Overview of CVE-2026-42945
CVE-2026-42945 represents a critical security vulnerability in NGINX's ngx_http_rewrite_module, introduced in 2008. This flaw, categorized as a heap buffer overflow, allows for unauthenticated remote code execution on servers utilizing specific directives such as rewrite and set. The issue was discovered autonomously by Depthfirst's security analysis system, showcasing the potential of automated tools in identifying severe vulnerabilities.
This vulnerability is not isolated, as it was uncovered alongside three other memory corruption issues: CVE-2026-42946, CVE-2026-40701, and CVE-2026-42934. The discovery process required merely a single click on Depthfirst's onboarding system, emphasizing the efficiency of their analytical framework. This analysis dives into the mechanics and exploitation potential of CVE-2026-42945.
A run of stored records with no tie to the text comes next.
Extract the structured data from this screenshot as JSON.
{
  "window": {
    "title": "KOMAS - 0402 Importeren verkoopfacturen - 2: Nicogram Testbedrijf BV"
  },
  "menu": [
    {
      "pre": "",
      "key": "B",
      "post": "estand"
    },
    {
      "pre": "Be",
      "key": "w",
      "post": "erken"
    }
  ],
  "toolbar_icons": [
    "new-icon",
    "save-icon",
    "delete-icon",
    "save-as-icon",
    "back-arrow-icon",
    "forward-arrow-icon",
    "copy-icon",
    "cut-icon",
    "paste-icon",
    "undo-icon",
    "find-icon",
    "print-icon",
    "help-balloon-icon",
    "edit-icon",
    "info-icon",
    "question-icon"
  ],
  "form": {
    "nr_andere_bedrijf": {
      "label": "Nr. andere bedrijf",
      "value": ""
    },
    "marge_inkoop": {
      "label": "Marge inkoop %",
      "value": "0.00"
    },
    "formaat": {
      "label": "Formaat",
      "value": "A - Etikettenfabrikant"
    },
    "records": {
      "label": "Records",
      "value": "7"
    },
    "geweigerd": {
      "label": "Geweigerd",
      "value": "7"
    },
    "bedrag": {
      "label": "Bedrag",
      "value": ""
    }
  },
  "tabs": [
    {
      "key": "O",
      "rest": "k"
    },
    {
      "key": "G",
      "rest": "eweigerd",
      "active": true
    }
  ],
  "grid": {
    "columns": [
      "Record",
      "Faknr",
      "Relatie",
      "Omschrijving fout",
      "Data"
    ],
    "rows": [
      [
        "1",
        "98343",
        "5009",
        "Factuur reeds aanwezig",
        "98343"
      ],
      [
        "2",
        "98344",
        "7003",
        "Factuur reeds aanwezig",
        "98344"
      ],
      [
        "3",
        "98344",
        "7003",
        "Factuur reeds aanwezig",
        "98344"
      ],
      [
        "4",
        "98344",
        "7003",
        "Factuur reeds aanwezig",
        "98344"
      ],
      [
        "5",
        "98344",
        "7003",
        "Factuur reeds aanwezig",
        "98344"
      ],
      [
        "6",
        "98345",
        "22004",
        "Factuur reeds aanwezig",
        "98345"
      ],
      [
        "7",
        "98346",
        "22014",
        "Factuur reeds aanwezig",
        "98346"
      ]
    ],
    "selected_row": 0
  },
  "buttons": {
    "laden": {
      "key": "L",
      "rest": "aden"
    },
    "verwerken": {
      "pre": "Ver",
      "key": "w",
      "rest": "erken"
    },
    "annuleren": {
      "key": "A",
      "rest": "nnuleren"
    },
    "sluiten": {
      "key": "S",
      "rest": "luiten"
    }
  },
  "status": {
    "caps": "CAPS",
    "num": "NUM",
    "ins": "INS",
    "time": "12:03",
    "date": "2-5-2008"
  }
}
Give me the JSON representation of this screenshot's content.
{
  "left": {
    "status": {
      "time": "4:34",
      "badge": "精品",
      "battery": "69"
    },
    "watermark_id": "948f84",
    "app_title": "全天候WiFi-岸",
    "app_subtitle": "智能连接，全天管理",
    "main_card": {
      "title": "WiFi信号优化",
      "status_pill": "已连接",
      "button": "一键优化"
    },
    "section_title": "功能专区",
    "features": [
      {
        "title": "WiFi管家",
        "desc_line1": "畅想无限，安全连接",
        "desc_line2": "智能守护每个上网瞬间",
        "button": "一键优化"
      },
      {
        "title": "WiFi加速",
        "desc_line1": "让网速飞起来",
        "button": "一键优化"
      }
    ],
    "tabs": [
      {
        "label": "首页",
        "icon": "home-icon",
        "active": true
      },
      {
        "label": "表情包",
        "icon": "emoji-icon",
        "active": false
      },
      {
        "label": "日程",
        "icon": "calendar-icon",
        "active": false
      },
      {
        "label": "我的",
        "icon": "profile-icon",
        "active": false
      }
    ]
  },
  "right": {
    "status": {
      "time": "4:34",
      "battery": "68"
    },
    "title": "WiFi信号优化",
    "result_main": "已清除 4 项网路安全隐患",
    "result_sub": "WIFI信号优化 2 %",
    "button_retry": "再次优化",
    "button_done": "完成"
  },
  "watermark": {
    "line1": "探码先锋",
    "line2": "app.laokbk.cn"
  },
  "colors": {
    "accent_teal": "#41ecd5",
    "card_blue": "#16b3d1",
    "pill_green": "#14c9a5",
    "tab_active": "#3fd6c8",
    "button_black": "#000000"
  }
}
Understanding the Two-Pass Script Engine Process
The core of this vulnerability lies in NGINX's script engine, which employs a two-pass process for handling URI data. The first pass calculates the required buffer size, while the second pass copies data into the allocated buffer. This design, although intended to enhance performance, introduces a critical flaw when handling specific edge cases.
The vulnerability is triggered when the is_args flag is set during the rewrite replacement process. Notably, the length-calculation pass operates on a freshly initialized sub-engine, while the copy pass inherits the is_args flag from the main engine. This mismatch leads to a scenario where the ngx_escape_uri function is called with the NGX_ESCAPE_ARGS argument. The result is an expansion of each escapable byte to three bytes, causing the subsequent copy operation to overflow the allocated heap buffer.
Exploitation Mechanics
The exploitation of CVE-2026-42945 leverages cross-request heap manipulation, commonly referred to as heap feng shui. Attackers exploit the buffer overflow to corrupt an adjacent ngx_pool_t's cleanup pointer. By strategically crafting the request payload, attackers use POST bodies to spray memory, redirecting the cleanup pointer to a maliciously constructed ngx_pool_cleanup_t.
When the corrupted cleanup pointer is eventually invoked during the pool destruction process, it executes the attacker's code. This approach takes advantage of the fact that URI data cannot contain null bytes, which adds a layer of complexity to the exploitation but does not render it infeasible.
Implications of the Vulnerability
CVE-2026-42945 poses severe risks due to its potential for unauthenticated exploitation. Servers using the vulnerable directives are exposed to remote attackers who can execute arbitrary code, potentially leading to data breaches, service disruptions, or even full system compromise. The ability to execute such attacks without authentication makes this vulnerability particularly dangerous for publicly accessible NGINX servers.
Moreover, the existence of three additional memory corruption vulnerabilities discovered alongside CVE-2026-42945 highlights a broader issue with the security posture of certain NGINX modules. These findings underscore the importance of regular security audits and the adoption of automated tools to identify potential flaws.
Preventative Measures and Recommendations
To mitigate the risks associated with CVE-2026-42945, administrators should ensure that their NGINX installations are updated to versions where this vulnerability has been patched. Regular updates are essential to protect against newly discovered threats. Additionally, minimizing the use of vulnerable directives such as rewrite and set can reduce exposure.
Organizations are also encouraged to adopt advanced security analysis systems like Depthfirst to proactively identify and address vulnerabilities in their codebases. These tools can significantly enhance the effectiveness of security audits, identifying issues that may not be apparent through manual inspection.
Conclusion
CVE-2026-42945 serves as a cautionary example of how design oversights can lead to severe security vulnerabilities. By understanding the technical details and implications of this issue, organizations can better prepare to defend against similar threats. Proactive measures, including regular updates and the use of automated analysis tools, are crucial in maintaining a secure and resilient infrastructure.